Acute hypernatremia:

  • Uncommon (only occurs in specific situations):
    • Salt poisoning
    • DI without appropriate compensatory water intake 
    • Severe hyperglycemia without appropriate compensatory water intake 
  • Identify quickly due to the need for prompt and aggressive management.
  • Goal: Replace 100% of the free water deficit within the 1st 24 hours.
  • 5% dextrose in water IV to start
  • Monitor serum sodium closely and adjust the fluid rate as needed:
    • Initially monitor serum sodium and decrease fluid rate once serum sodium < 145 mmol/L.
    • The goal is a decrease in serum sodium by 1–2 mEq/L/hour and a complete correction within 24 hours.

Chronic hypernatremia: 

  • Vast majority of hypernatremia
  • Goal: Decrease serum sodium by 10 mEq/L/day (roughly 0.5 mEq/L/hour) until normal. 
  • 5% dextrose in water IV to start
  • Oral free water is an option if hypernatremia is not severe.
  • Monitor serum sodium and adjust the rate as needed.
  • Overcorrection rarely causes clinical problems in adults but does in infants and children.
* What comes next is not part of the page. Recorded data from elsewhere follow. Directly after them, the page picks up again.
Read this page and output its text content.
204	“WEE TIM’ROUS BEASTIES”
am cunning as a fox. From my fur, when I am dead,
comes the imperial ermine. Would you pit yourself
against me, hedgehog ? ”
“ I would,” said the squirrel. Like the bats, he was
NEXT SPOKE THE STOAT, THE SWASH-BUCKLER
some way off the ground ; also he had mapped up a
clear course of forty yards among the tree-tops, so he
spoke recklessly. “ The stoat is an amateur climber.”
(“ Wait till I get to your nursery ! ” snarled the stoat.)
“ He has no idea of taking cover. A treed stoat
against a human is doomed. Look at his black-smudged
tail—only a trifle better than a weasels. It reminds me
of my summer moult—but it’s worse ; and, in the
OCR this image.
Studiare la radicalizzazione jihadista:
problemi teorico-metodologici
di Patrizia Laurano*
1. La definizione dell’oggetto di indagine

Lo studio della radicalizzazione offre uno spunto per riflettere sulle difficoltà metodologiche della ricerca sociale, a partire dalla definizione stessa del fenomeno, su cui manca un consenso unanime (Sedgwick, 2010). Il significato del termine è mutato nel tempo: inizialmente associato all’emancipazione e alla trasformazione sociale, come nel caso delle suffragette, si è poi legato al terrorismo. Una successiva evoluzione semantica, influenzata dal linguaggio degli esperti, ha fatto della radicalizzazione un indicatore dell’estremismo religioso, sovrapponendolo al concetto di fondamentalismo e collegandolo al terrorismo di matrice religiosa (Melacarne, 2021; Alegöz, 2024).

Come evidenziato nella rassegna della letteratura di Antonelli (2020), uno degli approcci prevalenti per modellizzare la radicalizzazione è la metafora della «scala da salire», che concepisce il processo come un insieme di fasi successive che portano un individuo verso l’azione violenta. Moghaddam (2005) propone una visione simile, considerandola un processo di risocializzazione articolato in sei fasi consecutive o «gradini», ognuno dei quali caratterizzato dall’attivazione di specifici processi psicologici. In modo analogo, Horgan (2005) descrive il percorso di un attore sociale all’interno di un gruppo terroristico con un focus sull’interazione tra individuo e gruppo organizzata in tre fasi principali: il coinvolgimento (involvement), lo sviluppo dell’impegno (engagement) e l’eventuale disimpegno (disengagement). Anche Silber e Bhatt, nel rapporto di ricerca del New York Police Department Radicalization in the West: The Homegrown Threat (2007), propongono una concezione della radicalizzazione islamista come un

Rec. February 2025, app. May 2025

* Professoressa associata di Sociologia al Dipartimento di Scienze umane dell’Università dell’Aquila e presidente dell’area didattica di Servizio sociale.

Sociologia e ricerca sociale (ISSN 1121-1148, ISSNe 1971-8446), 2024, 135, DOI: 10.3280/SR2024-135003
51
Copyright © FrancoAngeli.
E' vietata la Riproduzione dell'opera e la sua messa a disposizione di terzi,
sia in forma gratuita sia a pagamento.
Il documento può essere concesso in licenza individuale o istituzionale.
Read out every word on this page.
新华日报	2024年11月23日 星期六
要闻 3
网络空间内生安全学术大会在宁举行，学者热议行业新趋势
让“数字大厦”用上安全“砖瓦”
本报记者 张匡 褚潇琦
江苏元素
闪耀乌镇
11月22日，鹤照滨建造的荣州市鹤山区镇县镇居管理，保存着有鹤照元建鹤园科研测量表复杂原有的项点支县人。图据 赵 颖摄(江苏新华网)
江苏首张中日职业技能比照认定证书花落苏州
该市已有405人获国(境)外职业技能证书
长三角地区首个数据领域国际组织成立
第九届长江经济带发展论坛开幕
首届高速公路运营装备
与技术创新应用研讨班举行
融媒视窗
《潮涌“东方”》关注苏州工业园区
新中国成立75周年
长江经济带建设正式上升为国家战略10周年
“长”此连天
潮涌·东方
An acute rise in tonicity results in abrupt movement of fluid out of the brain. A slow rise in tonicity allows the brain to adapt and minimize the effect of fluid shifts. An overly rapid correction of hypernatremia could result in abrupt movement of fluid into the brain and cause cerebral edema.

Acute hypernatremia

  • Sudden rise in plasma tonicity → rapid shift of water out of the brain
  • The brain essentially shrinks in volume.
  • If severe enough, the shrinking can tear the brain’s blood vessels → intracranial hemorrhage and death

Chronic hypernatremia

  • Slower rise in plasma tonicity → slower shift of water out of the brain
  • The brain responds with adaptive mechanisms to counter the water shift:
    • Takes about 48 hours: the distinction between acute (< 48 hours) and chronic (> 48 hours) hypernatremia
    • Net effect is a much smaller loss of brain volume → no tearing of vessels
    • Does not, however, stop other symptoms from occurring (i.e., lethargy, confusion)

Overcorrection of acute hypernatremia

  • Does not commonly cause clinical problems in adults
  • Does commonly cause clinical problems in children and young adults (i.e., < 40 years old) with severe hyperglycemia (i.e., diabetic ketoacidosis)
  • Severe hyperglycemia results in glucose contributing a significant amount to hypertonicity.
  • Plasma osmolality and serum glucose must be monitored very closely during treatment to prevent cerebral edema:
    • Goal: decrease in plasma osmolality by < 3 mmol/kg/hour
    • Goal: decrease in blood glucose by 50–75 mg/dL/hour

Overcorrection of chronic hypernatremia

  • Water will always shift back into the brain as hypernatremia improves.
  • If the water shift occurs too abruptly, cerebral edema and/or osmotic demyelination syndrome can occur.
  • In practice, complications from hypernatremia overcorrection in adults are extremely rare:
    • Goal for adults: Decrease serum sodium by approximately 10 mEq/L/day.
    • Because overcorrection is not detrimental, therapeutic reraising of serum sodium is not recommended if the target is exceeded.
  • Overcorrection is a common clinical problem with children and young adults:
    • Smaller skull volume → less margin for error if the brain shrinks or swells
    • Much closer monitoring of treatment is needed.
    • Goal for children and young adults: Decrease serum sodium by < 0.5 mEq/L/hour and < 10–12 mEq/L/day.